The Gift of Gratitude

The concept of gratitude can be a difficult one for us to appreciate. The word itself comes from the ideas of good will, thankfulness and pleasing. But it is all too easy to confuse selfishness with gratitude. In fact, much of the unhappiness of people comes from making that mistake.

Gratitude is really the ability to humbly be thankful or grateful. Real gratitude brings joy, meaning, and purpose to life. The person who feels they deserve every good thing never experiences true gratitude. And, of course, genuine thankfulness, like true humility, is a godly trait best understood and appreciated by knowing the Lord.

Psalm 50:23 says, Whoever offers thanksgiving as his sacrifice honors [God]. Psalm 107:1 puts it like this: Oh give thanks to the Lord, for he is good, for his steadfast love endures forever! For us to honor God or anyone else we must be thankful. There is no such thing as accidental gratitude.
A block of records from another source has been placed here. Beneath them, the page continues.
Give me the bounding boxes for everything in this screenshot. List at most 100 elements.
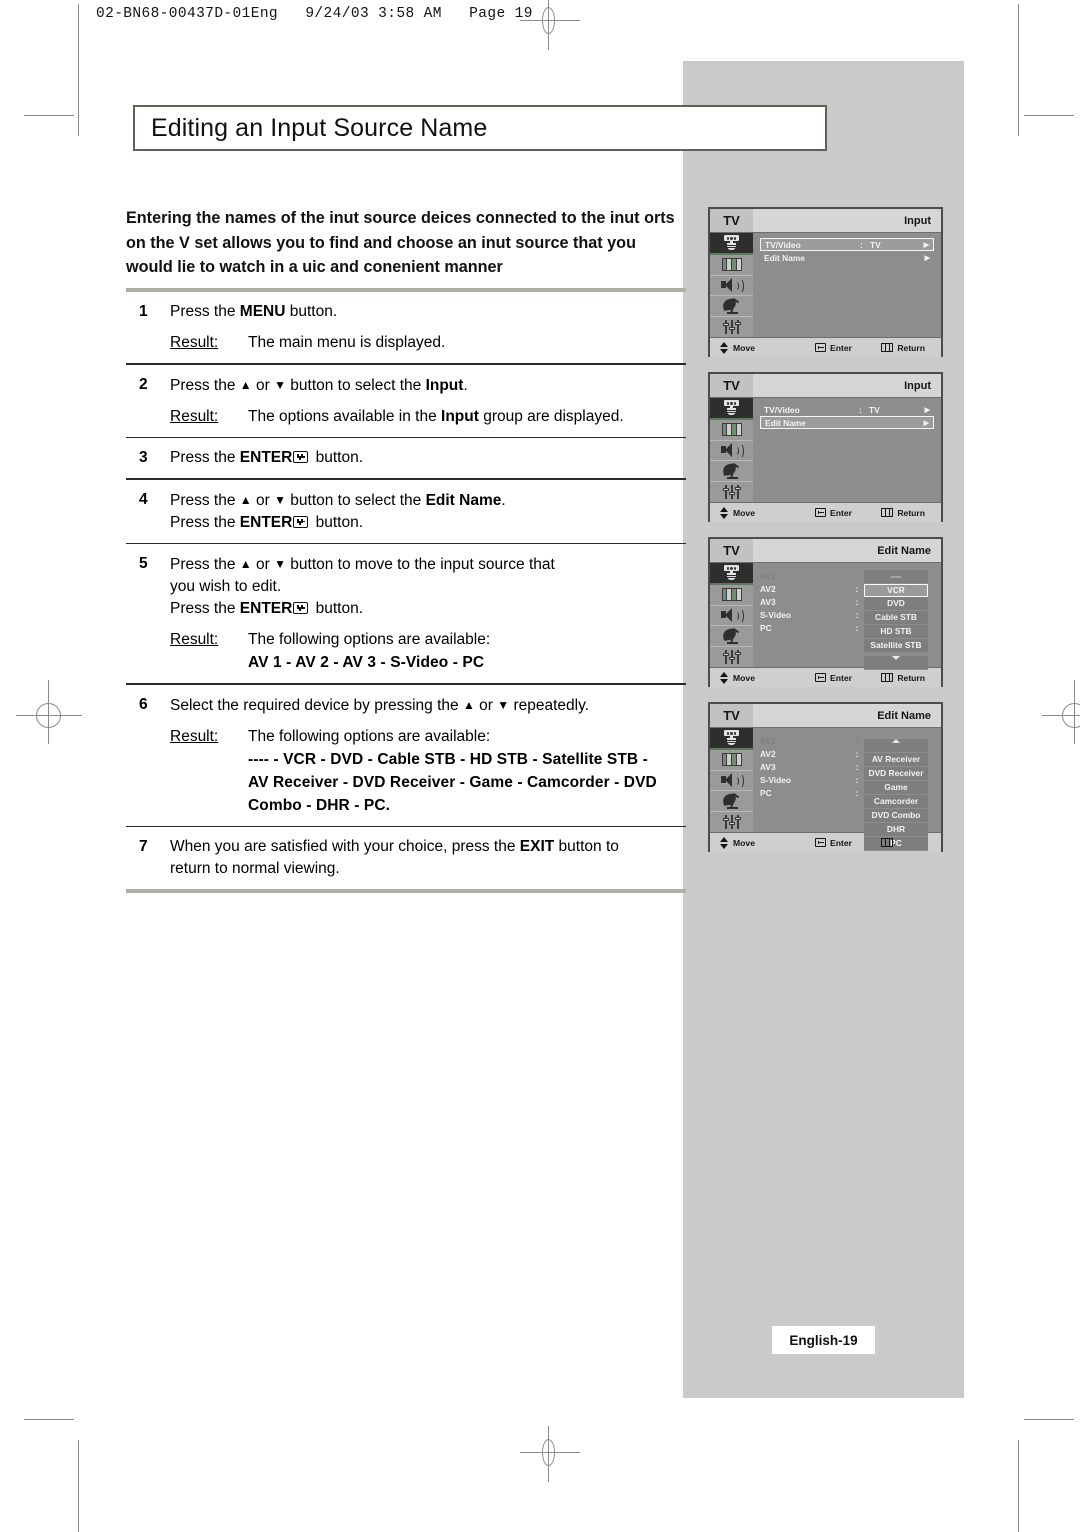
osd-sidebar-item-satellite-dish[interactable] [710,461,753,483]
enter-key-icon [293,515,309,528]
osd-source-name: AV2 [760,584,776,594]
chevron-right-icon: ▶ [923,241,929,249]
step-text: Select the required device by pressing t… [170,696,463,714]
osd-device-option[interactable]: Game [864,781,928,795]
osd-device-option[interactable]: PC [864,837,928,851]
osd-source-row[interactable]: AV2: [760,583,864,596]
osd-sidebar-item-sound[interactable] [710,276,753,297]
sound-icon [720,443,744,460]
osd-footer: Move Enter Return [710,667,941,687]
osd-source-name: PC [760,788,772,798]
osd-device-option[interactable]: HD STB [864,625,928,639]
step-text-tail: button to [554,838,619,855]
osd-sidebar-item-sound[interactable] [710,441,753,462]
osd-device-option[interactable]: Cable STB [864,611,928,625]
crop-mark-top-left-tick [24,115,74,116]
registration-mark-bottom [520,1426,580,1482]
osd-menu-row[interactable]: Edit Name ▶ [760,416,934,429]
osd-sidebar-item-satellite-dish[interactable] [710,791,753,813]
osd-sidebar-item-satellite-dish[interactable] [710,296,753,318]
osd-source-row[interactable]: PC: [760,787,864,800]
result-label: Result: [170,334,219,351]
crop-mark-bottom-left-tick [24,1419,74,1420]
osd-source-row[interactable]: S-Video: [760,774,864,787]
up-down-arrow-icon [720,341,729,354]
osd-device-option[interactable]: DVD Receiver [864,767,928,781]
step-text: Press the [170,491,240,509]
osd-footer-return[interactable]: Return [881,508,941,518]
osd-device-option[interactable]: DVD [864,597,928,611]
osd-footer-enter[interactable]: Enter [815,673,881,683]
osd-menu-title: Input [904,379,931,392]
osd-source-colon: : [855,597,859,607]
osd-footer: Move Enter Return [710,337,941,357]
osd-content: AV1: AV2: AV3: S-Video: PC: ---- VCR DVD Cable S… [753,563,941,670]
down-arrow-icon: ▼ [497,697,510,712]
step-text: When you are satisfied with your choice,… [170,838,520,855]
osd-device-option[interactable]: VCR [864,584,928,597]
osd-source-row[interactable]: AV1: [760,735,864,748]
step-text-or: or [474,696,498,714]
osd-device-option[interactable]: ---- [864,570,928,584]
osd-menu-row[interactable]: Edit Name ▶ [760,251,934,264]
osd-source-row[interactable]: AV2: [760,748,864,761]
osd-sidebar [710,728,753,832]
osd-menu-row[interactable]: TV/Video: TV ▶ [760,238,934,251]
osd-sidebar-item-input[interactable] [710,398,753,420]
osd-scroll-up[interactable] [864,739,928,753]
osd-menu-title: Edit Name [877,544,931,557]
osd-sidebar-item-satellite-dish[interactable] [710,626,753,648]
input-icon [722,235,741,251]
osd-row-label: TV/Video [764,404,800,415]
osd-footer-move[interactable]: Move [710,341,815,354]
osd-footer-return[interactable]: Return [881,343,941,353]
osd-source-row[interactable]: AV3: [760,596,864,609]
osd-menu-row[interactable]: TV/Video: TV ▶ [760,403,934,416]
up-arrow-icon: ▲ [239,492,252,507]
step-number: 1 [139,303,148,320]
osd-sidebar-item-sound[interactable] [710,771,753,792]
available-options-line-2: AV Receiver - DVD Receiver - Game - Camc… [248,773,657,791]
osd-device-option[interactable]: DVD Combo [864,809,928,823]
up-down-arrow-icon [720,506,729,519]
osd-device-option[interactable]: Satellite STB [864,639,928,653]
osd-footer-move[interactable]: Move [710,506,815,519]
osd-device-option[interactable]: AV Receiver [864,753,928,767]
osd-source-row[interactable]: AV1: [760,570,864,583]
osd-source-name: AV3 [760,762,776,772]
osd-device-option[interactable]: Camcorder [864,795,928,809]
osd-scroll-down[interactable] [864,656,928,670]
down-arrow-icon [892,656,900,660]
osd-sidebar-item-picture[interactable] [710,585,753,606]
osd-sidebar-item-sound[interactable] [710,606,753,627]
crop-mark-top-right-tick [1024,115,1074,116]
osd-sidebar-item-picture[interactable] [710,255,753,276]
available-options-line-1: ---- - VCR - DVD - Cable STB - HD STB - … [248,750,648,768]
enter-key-icon [293,602,309,614]
osd-sidebar-item-input[interactable] [710,233,753,255]
osd-source-row[interactable]: S-Video: [760,609,864,622]
osd-footer-return[interactable]: Return [881,673,941,683]
osd-footer-enter[interactable]: Enter [815,508,881,518]
result-text: The options available in the Input group… [248,407,624,425]
osd-sidebar-item-setup[interactable] [710,647,753,667]
osd-sidebar-item-input[interactable] [710,728,753,750]
osd-source-row[interactable]: AV3: [760,761,864,774]
osd-header: TV Input [710,374,941,398]
osd-sidebar-item-input[interactable] [710,563,753,585]
osd-source-row[interactable]: PC: [760,622,864,635]
instruction-steps: 1 Press the MENU button. Result: The mai… [126,288,686,893]
osd-device-option[interactable]: DHR [864,823,928,837]
step-result: Result: The following options are availa… [170,726,686,817]
osd-brand-label: TV [710,374,753,397]
available-options: AV 1 - AV 2 - AV 3 - S-Video - PC [248,654,485,671]
osd-footer-enter[interactable]: Enter [815,343,881,353]
osd-footer-move[interactable]: Move [710,671,815,684]
osd-device-list: ---- VCR DVD Cable STB HD STB Satellite STB [864,570,934,670]
osd-sidebar-item-setup[interactable] [710,812,753,832]
osd-sidebar-item-picture[interactable] [710,420,753,441]
osd-footer-move-label: Move [733,342,755,353]
osd-sidebar-item-setup[interactable] [710,317,753,337]
osd-sidebar-item-picture[interactable] [710,750,753,771]
osd-sidebar-item-setup[interactable] [710,482,753,502]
Even when things go wrong and we are suffering we must choose to cultivate gratitude. And, in doing so we find meaning and purpose. After his sin with Bathsheba, David longed to again experience the joy of gratitude. In Psalm 51 he would write: Purify me with hyssop, and I shall be clean; Wash me, and I shall be whiter than snow. Make me to hear joy and gladness, Let the bones which You have broken rejoice. Hide Your face from my sins and blot out all my iniquities.… Restore to me the joy of Your salvation and sustain me with a willing spirit. Then I will teach transgressors Your ways, and sinners will be converted to You. (Psalm 51:7-9 & 12-13)

In order to be whole again, David needed to have gratitude for the right things. Only then would he ever be complete.

Paul commanded the Colossians: Therefore as you have received Christ Jesus the Lord, so walk in Him, having been firmly rooted and now being built up in Him and established in your faith, just as you were instructed, and overflowing with gratitude (Colossians 2:6-7). And the Hebrew writer adds: Therefore, since we receive a kingdom which cannot be shaken, let us show gratitude, by which we may offer to God an acceptable service with reverence and awe (Hebrew 12:28).

Always remember that gratitude is an active verb, not a passive attitude and it does its best work when in the company of God. Only when we recognize our pride, arrogance and consequential failure before God can we begin to develop the humility from which comes true gratitude, true thankfulness and the genuine appreciation of God and His gifts.

It is impossible to take a person seriously that lacks gratitude. Are you working to acquire and use God’s gifts and blessings?